The party's spring conference in Liverpool voted overwhelmingly to back his plan to give patients the option to seek private treatment if needed.

But he was forced to offer concessions on locally elected health boards - with delegates voting for a third of members to be made up of local councillors.

They also backed proposals to limit private sector involvement.

'Ageing population'

But Lib Dem health spokesman Norman Lamb stuck to his guns over controversial plans to scrap extending free personal care for the elderly, introduced by the Lib Dems in Scotland, to England.

He said the party wanted to introduce a "universal care guarantee" instead, which would give people more control over how money for personal care is spent.

He said the policy was "fair and also sustainable given the massive challenge of an ageing population".

A defeat for the party leadership on health would have come as a major blow to Mr Clegg, who is trying to reassert his authority after criticism of his handling of an EU vote in the Commons.

He believes a more personalised and decentralised NHS putting more power into the hands of patients will be the key to success at the ballot box.

Privatisation

But critics on the left of the party say his "patient guarantee" - which will allow people to go private if they cannot get the treatment they need from the NHS - is too similar to Conservative and Labour policies.

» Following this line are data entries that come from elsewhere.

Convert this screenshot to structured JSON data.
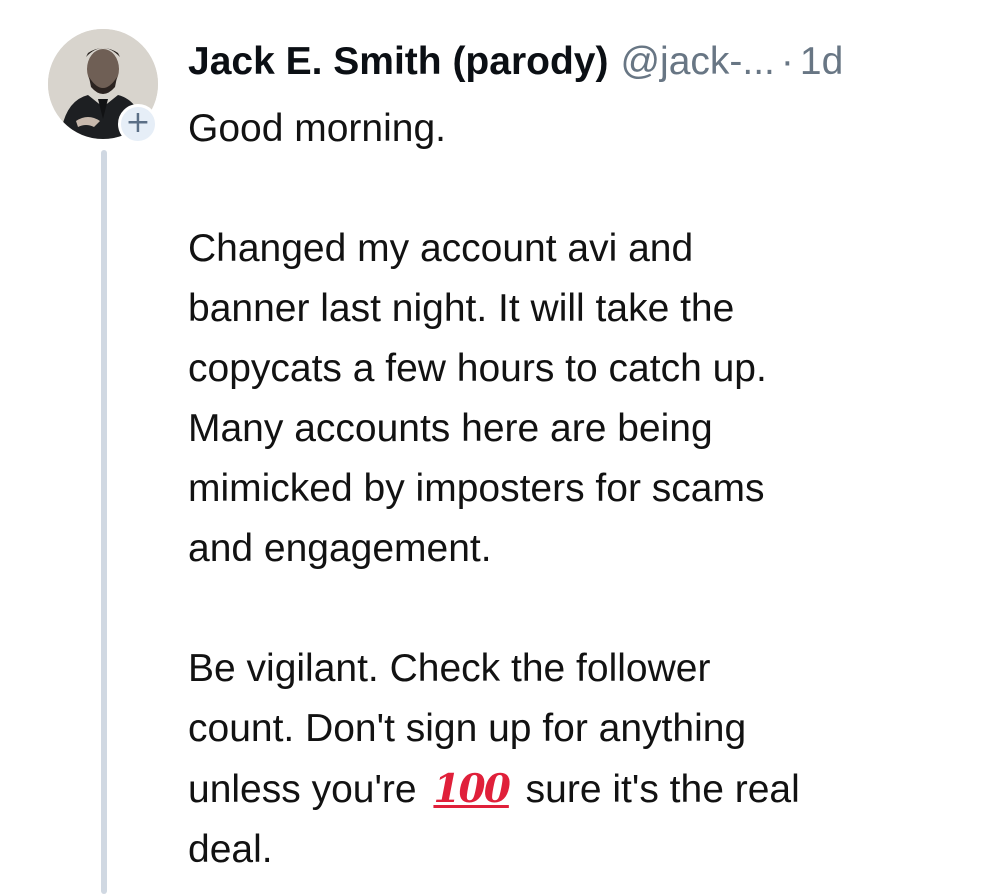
{
  "post": {
    "author": {
      "display_name": "Jack E. Smith (parody)",
      "handle": "@jack-...",
      "separator": "·",
      "time": "1d",
      "avatar_icon": "profile-photo",
      "follow_icon": "plus-icon",
      "follow_label": "+"
    },
    "paragraphs": [
      "Good morning.",
      "Changed my account avi and\nbanner last night. It will take the\ncopycats a few hours to catch up.\nMany accounts here are being\nmimicked by imposters for scams\nand engagement.",
      "Be vigilant. Check the follower\ncount. Don't sign up for anything\nunless you're 💯 sure it's the real\ndeal."
    ],
    "last_paragraph_parts": {
      "before": "Be vigilant. Check the follower\ncount. Don't sign up for anything\nunless you're ",
      "emoji": "100",
      "emoji_name": "hundred-points-emoji",
      "after": " sure it's the real\ndeal."
    },
    "colors": {
      "thread_line": "#d0d8e2",
      "meta_text": "#687684",
      "emoji_red": "#e0203a"
    }
  }
}
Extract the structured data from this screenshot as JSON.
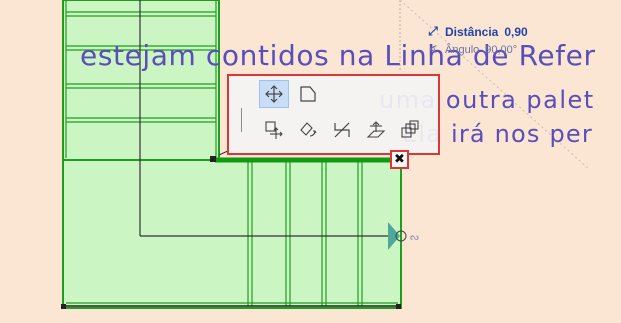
{
  "subtitles": {
    "line1": "estejam contidos na Linha de Refer",
    "line2": "uma outra palet",
    "line3": "Ela irá nos per"
  },
  "tracker": {
    "distance_icon": "diagonal-arrow-icon",
    "distance_label": "Distância",
    "distance_value": "0,90",
    "angle_icon": "angle-icon",
    "angle_label": "Ângulo",
    "angle_value": "90,00°"
  },
  "pet_palette": {
    "buttons": [
      {
        "name": "drag-icon",
        "active": true
      },
      {
        "name": "offset-edge-icon",
        "active": false
      },
      {
        "name": "drag-copy-icon",
        "active": false
      },
      {
        "name": "rotate-icon",
        "active": false
      },
      {
        "name": "stretch-icon",
        "active": false
      },
      {
        "name": "elevate-icon",
        "active": false
      },
      {
        "name": "multiply-icon",
        "active": false
      }
    ]
  },
  "hotspot": {
    "symbol": "✖"
  },
  "colors": {
    "background": "#fbe5d3",
    "stair_fill": "#ccf5c4",
    "stair_line": "#1f9e1f",
    "highlight": "#d83838",
    "subtitle": "#5a4fb8",
    "tracker_text": "#2244aa"
  }
}
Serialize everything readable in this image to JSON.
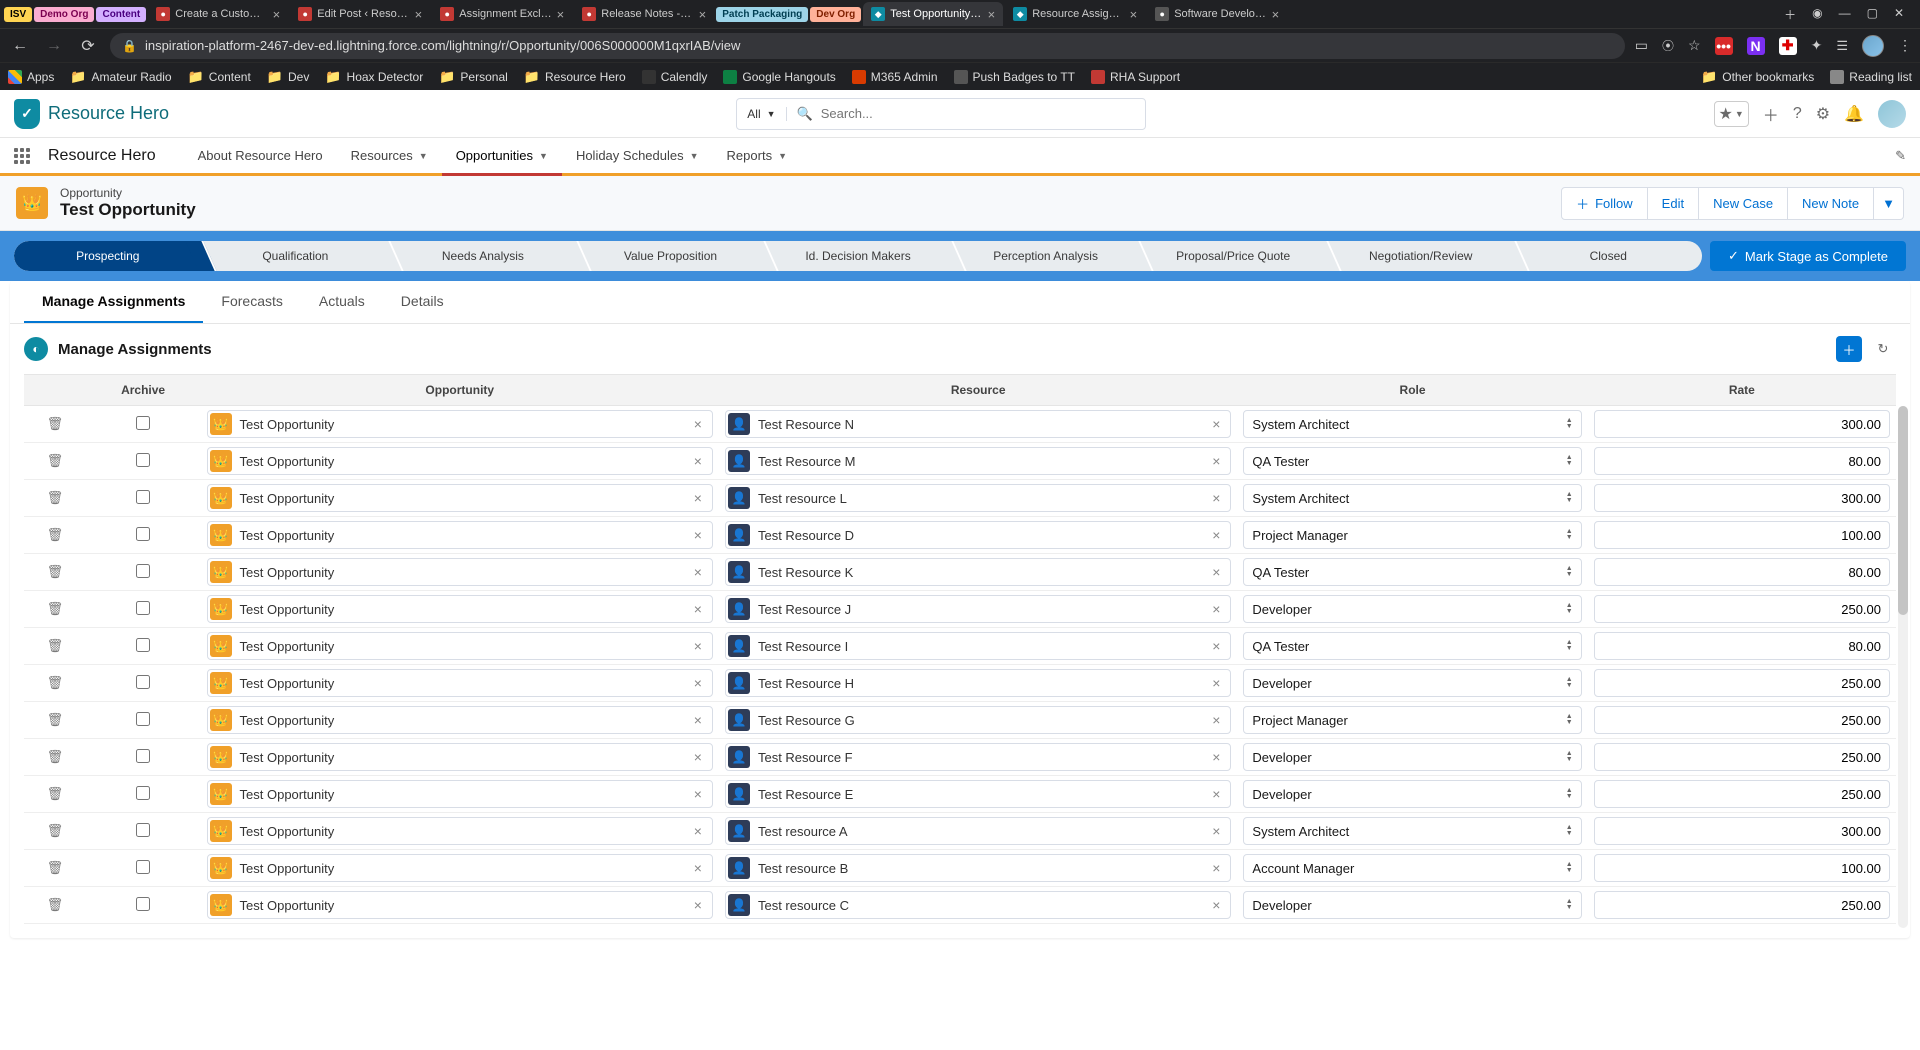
{
  "browser": {
    "tabs": [
      {
        "label": "ISV",
        "mini": "mini-isv"
      },
      {
        "label": "Demo Org",
        "mini": "mini-demo"
      },
      {
        "label": "Content",
        "mini": "mini-content"
      },
      {
        "label": "Create a Custom Ma",
        "fav_bg": "#c23934",
        "fav": "●"
      },
      {
        "label": "Edit Post ‹ Resource",
        "fav_bg": "#c23934",
        "fav": "●"
      },
      {
        "label": "Assignment Exclusio",
        "fav_bg": "#c23934",
        "fav": "●"
      },
      {
        "label": "Release Notes - Reso",
        "fav_bg": "#c23934",
        "fav": "●"
      },
      {
        "label": "Patch Packaging",
        "mini": "mini-patch"
      },
      {
        "label": "Dev Org",
        "mini": "mini-dev"
      },
      {
        "label": "Test Opportunity | Sa",
        "fav_bg": "#0e8ba2",
        "fav": "◆",
        "active": true
      },
      {
        "label": "Resource Assignmen",
        "fav_bg": "#0e8ba2",
        "fav": "◆"
      },
      {
        "label": "Software Developme",
        "fav_bg": "#555",
        "fav": "●"
      }
    ],
    "url": "inspiration-platform-2467-dev-ed.lightning.force.com/lightning/r/Opportunity/006S000000M1qxrIAB/view",
    "bookmarks_left": [
      {
        "label": "Apps",
        "icon_bg": "grid"
      },
      {
        "label": "Amateur Radio",
        "folder": true
      },
      {
        "label": "Content",
        "folder": true
      },
      {
        "label": "Dev",
        "folder": true
      },
      {
        "label": "Hoax Detector",
        "folder": true
      },
      {
        "label": "Personal",
        "folder": true
      },
      {
        "label": "Resource Hero",
        "folder": true
      },
      {
        "label": "Calendly",
        "icon_bg": "#333"
      },
      {
        "label": "Google Hangouts",
        "icon_bg": "#0d8043"
      },
      {
        "label": "M365 Admin",
        "icon_bg": "#d83b01"
      },
      {
        "label": "Push Badges to TT",
        "icon_bg": "#555"
      },
      {
        "label": "RHA Support",
        "icon_bg": "#c23934"
      }
    ],
    "bookmarks_right": [
      {
        "label": "Other bookmarks",
        "folder": true
      },
      {
        "label": "Reading list",
        "icon_bg": "#888"
      }
    ]
  },
  "header": {
    "app_logo_text": "Resource Hero",
    "search_scope": "All",
    "search_placeholder": "Search..."
  },
  "nav": {
    "app_name": "Resource Hero",
    "items": [
      {
        "label": "About Resource Hero"
      },
      {
        "label": "Resources",
        "caret": true
      },
      {
        "label": "Opportunities",
        "caret": true,
        "active": true
      },
      {
        "label": "Holiday Schedules",
        "caret": true
      },
      {
        "label": "Reports",
        "caret": true
      }
    ]
  },
  "record": {
    "type": "Opportunity",
    "name": "Test Opportunity",
    "actions": {
      "follow": "Follow",
      "edit": "Edit",
      "new_case": "New Case",
      "new_note": "New Note"
    }
  },
  "path": {
    "stages": [
      "Prospecting",
      "Qualification",
      "Needs Analysis",
      "Value Proposition",
      "Id. Decision Makers",
      "Perception Analysis",
      "Proposal/Price Quote",
      "Negotiation/Review",
      "Closed"
    ],
    "mark_complete": "Mark Stage as Complete"
  },
  "tabs": {
    "items": [
      {
        "label": "Manage Assignments",
        "active": true
      },
      {
        "label": "Forecasts"
      },
      {
        "label": "Actuals"
      },
      {
        "label": "Details"
      }
    ]
  },
  "section": {
    "title": "Manage Assignments"
  },
  "table": {
    "headers": {
      "archive": "Archive",
      "opportunity": "Opportunity",
      "resource": "Resource",
      "role": "Role",
      "rate": "Rate"
    },
    "rows": [
      {
        "opp": "Test Opportunity",
        "res": "Test Resource N",
        "role": "System Architect",
        "rate": "300.00"
      },
      {
        "opp": "Test Opportunity",
        "res": "Test Resource M",
        "role": "QA Tester",
        "rate": "80.00"
      },
      {
        "opp": "Test Opportunity",
        "res": "Test resource L",
        "role": "System Architect",
        "rate": "300.00"
      },
      {
        "opp": "Test Opportunity",
        "res": "Test Resource D",
        "role": "Project Manager",
        "rate": "100.00"
      },
      {
        "opp": "Test Opportunity",
        "res": "Test Resource K",
        "role": "QA Tester",
        "rate": "80.00"
      },
      {
        "opp": "Test Opportunity",
        "res": "Test Resource J",
        "role": "Developer",
        "rate": "250.00"
      },
      {
        "opp": "Test Opportunity",
        "res": "Test Resource I",
        "role": "QA Tester",
        "rate": "80.00"
      },
      {
        "opp": "Test Opportunity",
        "res": "Test Resource H",
        "role": "Developer",
        "rate": "250.00"
      },
      {
        "opp": "Test Opportunity",
        "res": "Test Resource G",
        "role": "Project Manager",
        "rate": "250.00"
      },
      {
        "opp": "Test Opportunity",
        "res": "Test Resource F",
        "role": "Developer",
        "rate": "250.00"
      },
      {
        "opp": "Test Opportunity",
        "res": "Test Resource E",
        "role": "Developer",
        "rate": "250.00"
      },
      {
        "opp": "Test Opportunity",
        "res": "Test resource A",
        "role": "System Architect",
        "rate": "300.00"
      },
      {
        "opp": "Test Opportunity",
        "res": "Test resource B",
        "role": "Account Manager",
        "rate": "100.00"
      },
      {
        "opp": "Test Opportunity",
        "res": "Test resource C",
        "role": "Developer",
        "rate": "250.00"
      }
    ]
  }
}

The government is also making increasing use of private treatment centres.

There is also concern among some in the party that it will lead to the creeping privatisation of local NHS services.

But Mr Lamb told delegates: "Too much money has been wasted by needless top-down, botched reorganisations which drive clinicians and patients crazy and leave local communities with no say."

He said the Lib Dem plans were targeted at those "most in need".

Delegates nevertheless backed an amendment "to ensure private sector procurement does not destabilise local NHS provision".

'Patient passport'

They also voted for an amendment - supported by the leadership - giving local authorities a say in how elected health boards, which are meant to replace Primary Care Trusts, would be run by making a third of their members councillors.

Under the Lib Dem proposals, patients will be given the right to taxpayer funded private care if the NHS failed to offer treatment within a maximum waiting time.

People with long-term physical and mental conditions would also be given direct control of personal budgets.

Mr Lamb said he was "thrilled" to get the proposals through conference and denied they were the same as the Conservatives' "patient passport" policy rejected by voters at the last general election.

He said the Tory plans would have enabled the middle classes to opt out of the NHS altogether.

But he said the Lib Dem proposals would be aimed at the poorest in society who had not been able to get the treatment they needed on the NHS.

"There are voices in the party who are just hostile to any reference to the private sector," he told reporters before Saturday's debate.

But, he added, the number of people opting to use private services would, in practice, be "tiny" - if the experience of Denmark, on which the party had based its policy, was anything to go by.